Fair enough, they certainly might fuck it up. Personally I think it's much less likely than it was for GoT. Baseline probability for fucking up shows that start so great is low, smaller scope, and lessons learned are still my arguments.

But that's not the point. I just don't share the overall sentiment that GoT is not worth watching because they fucked up the last few seasons. It feels like you are substituting the legacy of the whole show for its overall quality.

Stories have endings. The narrative arc that has a identifiable beginning, middle, and end is what defines a given story. In general, stories that have a poor ending are unsatisfying in some way, linked to exactly how the ending was "poor." GoT S8 was widely panned for nonsensical/unexplained plot devices (teleporting armies, for example) that made the story intellectually unsatisfying, and character-arc reversals and betrayals of theme (Jaime's sudden un-redemption arc) that made the story emotionally unsatisfying. That's a massive double-failure.

Let's say I had a book, and told you, "Hey, read this, it's super good, but you'll want to stop after Chapter 15 of 20, the rest of the book's shit," would you want to start the book at all?

I wouldn't read that book because reading is much harder than watching a TV series but I do get your point. GoT is worsened by its bad ending, how can I argue it's not. I'm just saying it's not completely ruined and that I'll rewatch it no problem.

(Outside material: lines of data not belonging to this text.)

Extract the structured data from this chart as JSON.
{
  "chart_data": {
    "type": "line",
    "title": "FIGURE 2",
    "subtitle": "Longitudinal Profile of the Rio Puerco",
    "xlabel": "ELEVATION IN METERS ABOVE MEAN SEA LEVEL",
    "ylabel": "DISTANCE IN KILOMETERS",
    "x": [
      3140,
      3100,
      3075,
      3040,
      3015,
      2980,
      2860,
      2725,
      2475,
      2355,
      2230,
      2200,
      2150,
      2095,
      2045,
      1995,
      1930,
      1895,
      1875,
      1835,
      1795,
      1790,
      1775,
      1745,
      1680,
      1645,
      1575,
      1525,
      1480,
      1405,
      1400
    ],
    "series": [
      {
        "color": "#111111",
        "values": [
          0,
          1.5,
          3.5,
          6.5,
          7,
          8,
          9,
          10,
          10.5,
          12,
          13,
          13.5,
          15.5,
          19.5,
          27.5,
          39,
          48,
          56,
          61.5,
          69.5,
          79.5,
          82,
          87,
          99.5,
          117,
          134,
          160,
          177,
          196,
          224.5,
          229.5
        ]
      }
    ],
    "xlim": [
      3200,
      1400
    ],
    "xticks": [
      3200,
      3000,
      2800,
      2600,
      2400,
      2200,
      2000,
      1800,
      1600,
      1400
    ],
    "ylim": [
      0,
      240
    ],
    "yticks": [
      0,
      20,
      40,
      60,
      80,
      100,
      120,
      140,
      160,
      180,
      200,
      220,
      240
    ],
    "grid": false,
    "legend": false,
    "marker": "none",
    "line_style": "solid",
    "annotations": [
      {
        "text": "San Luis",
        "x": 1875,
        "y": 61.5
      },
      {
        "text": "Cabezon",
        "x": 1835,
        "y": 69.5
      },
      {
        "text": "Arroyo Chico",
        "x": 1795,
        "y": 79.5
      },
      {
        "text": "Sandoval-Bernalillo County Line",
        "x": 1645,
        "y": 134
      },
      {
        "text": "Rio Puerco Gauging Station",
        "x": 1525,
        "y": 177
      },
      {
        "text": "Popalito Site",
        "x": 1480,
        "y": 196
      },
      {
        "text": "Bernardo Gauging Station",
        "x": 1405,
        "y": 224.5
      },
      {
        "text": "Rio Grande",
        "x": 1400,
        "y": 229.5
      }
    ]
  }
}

I'm just saying it's not completely ruined and that I'll rewatch it no problem.

Sure, and if you choose to rewatch it, I hope you enjoy yourself.

I think the problem is Martin's outline ended up being a very conventional fantasy story, but it hid who the main characters were for a long time. So it looked like something else. People invested in the genre rule breaking early part of the story were always going to be disappointed when the traditional fantasy story emerged.

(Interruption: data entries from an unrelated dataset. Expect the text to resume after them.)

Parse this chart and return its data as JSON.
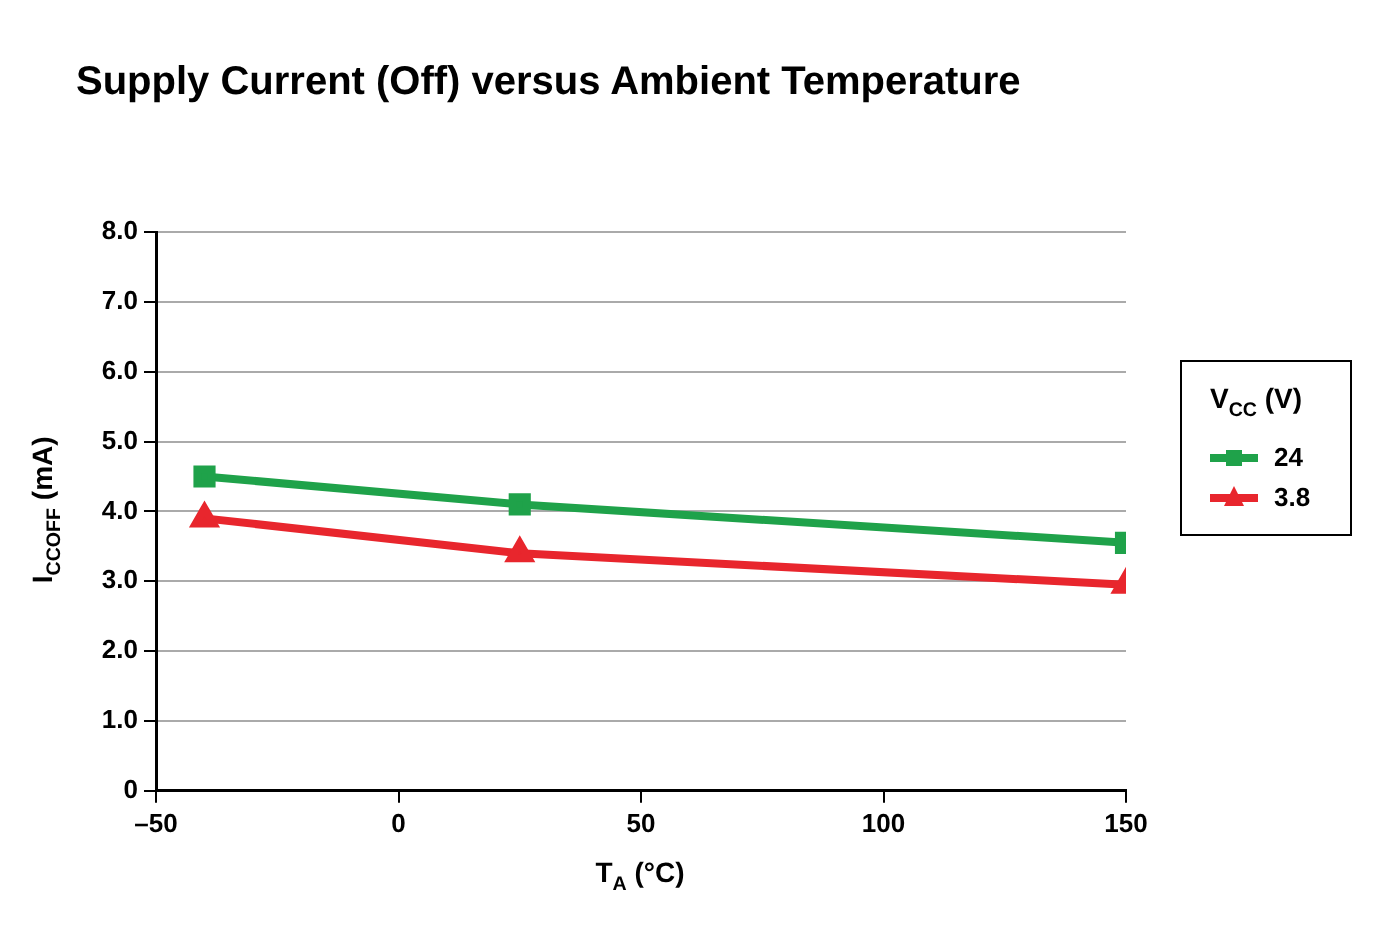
{
  "chart_data": {
    "type": "line",
    "title": "Supply Current (Off) versus Ambient Temperature",
    "xlabel": "T$_{A}$ (°C)",
    "ylabel": "I$_{CCOFF}$ (mA)",
    "legend_title": "V$_{CC}$ (V)",
    "x": [
      -40,
      25,
      150
    ],
    "series": [
      {
        "name": "24",
        "color": "#1fa24a",
        "marker": "square",
        "values": [
          4.5,
          4.1,
          3.55
        ]
      },
      {
        "name": "3.8",
        "color": "#e8262d",
        "marker": "triangle",
        "values": [
          3.9,
          3.4,
          2.95
        ]
      }
    ],
    "xlim": [
      -50,
      150
    ],
    "xticks": [
      {
        "value": -50,
        "label": "–50"
      },
      0,
      50,
      100,
      150
    ],
    "ylim": [
      0,
      8
    ],
    "yticks": [
      {
        "value": 0,
        "label": "0"
      },
      {
        "value": 1,
        "label": "1.0"
      },
      {
        "value": 2,
        "label": "2.0"
      },
      {
        "value": 3,
        "label": "3.0"
      },
      {
        "value": 4,
        "label": "4.0"
      },
      {
        "value": 5,
        "label": "5.0"
      },
      {
        "value": 6,
        "label": "6.0"
      },
      {
        "value": 7,
        "label": "7.0"
      },
      {
        "value": 8,
        "label": "8.0"
      }
    ],
    "grid": "y",
    "legend": "right",
    "line_style": "solid"
  }
}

It also suffered from one of the themes of the book is all the people playing politics are ignoring a slow building apocalypse with little evidence, but the people playing politics are also very popular with the fans of the show which left them in a pretty severe bind, do they kill off everyone in the south who is unprepared (last scene the winter king sitting upon the iron throne before a zombified court as snow drifts across all Westerns) or do they save them with a deus ex machina solution that staves off the apocalypse. Either is going to piss off a lot of fans.

I feel like the problem is that A Song of Ice and Fire breaks genre conventions by not deus ex machina'ing things you expect to be deus ex machina'd. Ned being killed makes total sense, you just expect him to have plot armour. It definitely does get more high-magic/standard fantasy as it goes on, but I don't think that's the problem people have with the ending (whether they know it or not).

But it feels like what the writers took away from that was that what people liked about the show was "That can never predict what's going to happen next!" and made all sorts of nonsensical stuff happen because "subverting expectations is what GoT is about!" I don't envy them running out of GRRM to adapt and having to wing it (even if he gave them the broad strokes, a big part of the work is in the execution).